To figure out how to advise clients, the firm looked at historical Treasury rates from 1962 to present in an effort to gain some perspective on where the market is now and where it could be going next. This analysis showed Avison Young that rates in the 1960s had been as low at 4 percent at one point before rising steeply in the 1970s.
“Has a market like this ever happened before? The answer is absolutely yes and we have had many environments where Treasuries were higher than this over a 25-year period, and we are only at that average,” Singer said. “What I see is very short periods of time with highs in short-term rates and then rapid declines. It can be politically difficult to hold short-term rates high for extended periods of time.”
Singer noted that he tends to focus on long-term borrowers, although his group does a lot of development financing.
“In our longest-duration look at Treasuries, I am asking where are we and what will happen next? Rates are going up now because the Federal Reserve is trying to stop high inflation.
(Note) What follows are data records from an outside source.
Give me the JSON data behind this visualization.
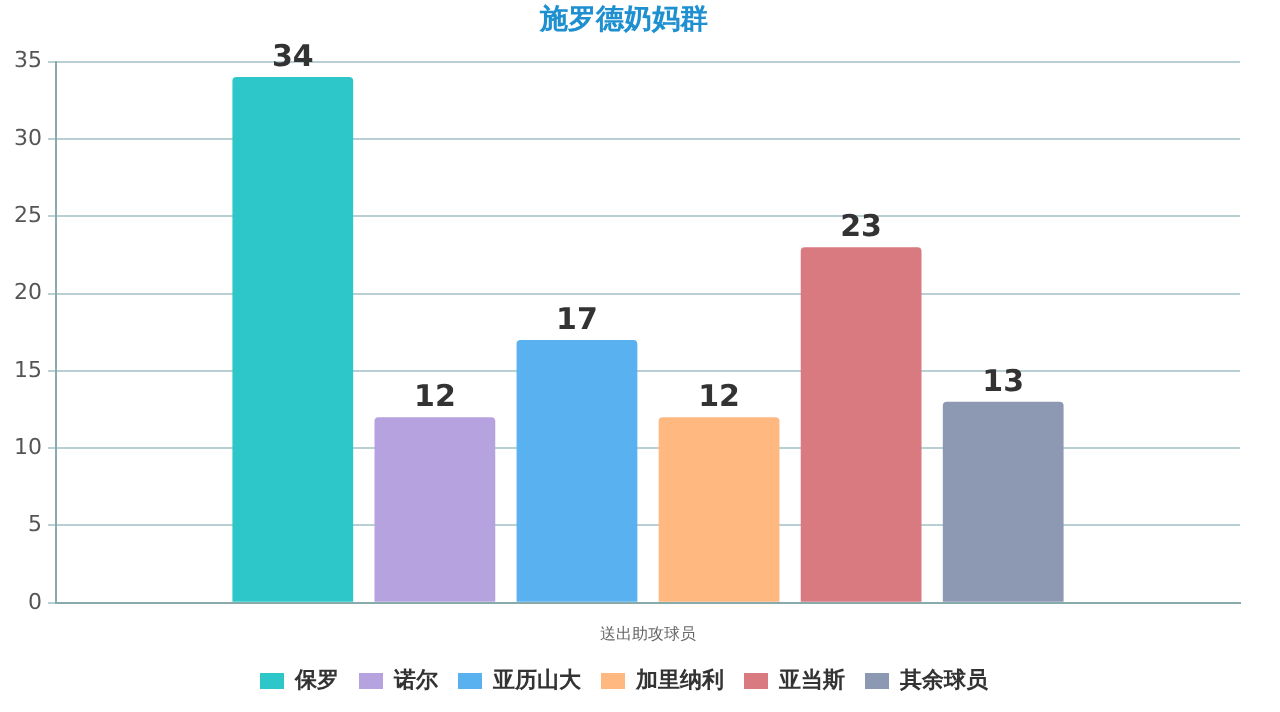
{
  "chart_data": {
    "type": "bar",
    "title": "施罗德奶妈群",
    "categories": [
      "送出助攻球员"
    ],
    "series": [
      {
        "name": "保罗",
        "color": "#2ec7c9",
        "values": [
          34
        ]
      },
      {
        "name": "诺尔",
        "color": "#b6a2de",
        "values": [
          12
        ]
      },
      {
        "name": "亚历山大",
        "color": "#5ab1ef",
        "values": [
          17
        ]
      },
      {
        "name": "加里纳利",
        "color": "#ffb980",
        "values": [
          12
        ]
      },
      {
        "name": "亚当斯",
        "color": "#d87a80",
        "values": [
          23
        ]
      },
      {
        "name": "其余球员",
        "color": "#8d98b3",
        "values": [
          13
        ]
      }
    ],
    "ylim": [
      0,
      35
    ],
    "yticks": [
      0,
      5,
      10,
      15,
      20,
      25,
      30,
      35
    ],
    "grid": "y",
    "legend": "bottom",
    "data_labels": true
  }
}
There have been various raises in rates over the past 25 years, but the last time the increases in market rates were driven to this point was to try and combat inflation in the late 1970s,” Singer said. “Can the Fed control the rise and can they stop the rise before getting into the very uncomfortable period that followed that rise in the late 1970s?”
At the end of the day, refinancing depends, to a certain extent, on what an owner or borrower feels about what is coming next and the approach they’re taking.
“I have tried to advise clients to focus on the asset, the game plan and the hold period and if the financing that is available in the market can be supported by the property, then I think on long-term holds it makes sense to focus on the real estate game rather than the interest rate game,” Singer said. “If you refinance now and Treasuries drop, do you wind up kicking yourself or kicking me? Probably. The alternative has been worse and the downside of not taking advantage of rates can be quite negative.”
There is one other factor for borrowers to consider: the decline in the impact of prepayment penalties.
“The simple summary is that prepayment penalties are totally different than they have been over the past five to 10 years. For many it has been the case if a loan has had more than 18 months, it seemed impossible or inadvisable to refinance because the prepayment penalty was so high. But because of the change in the yield curve, the cost to prepay loans is less expensive than it was,” Singer said.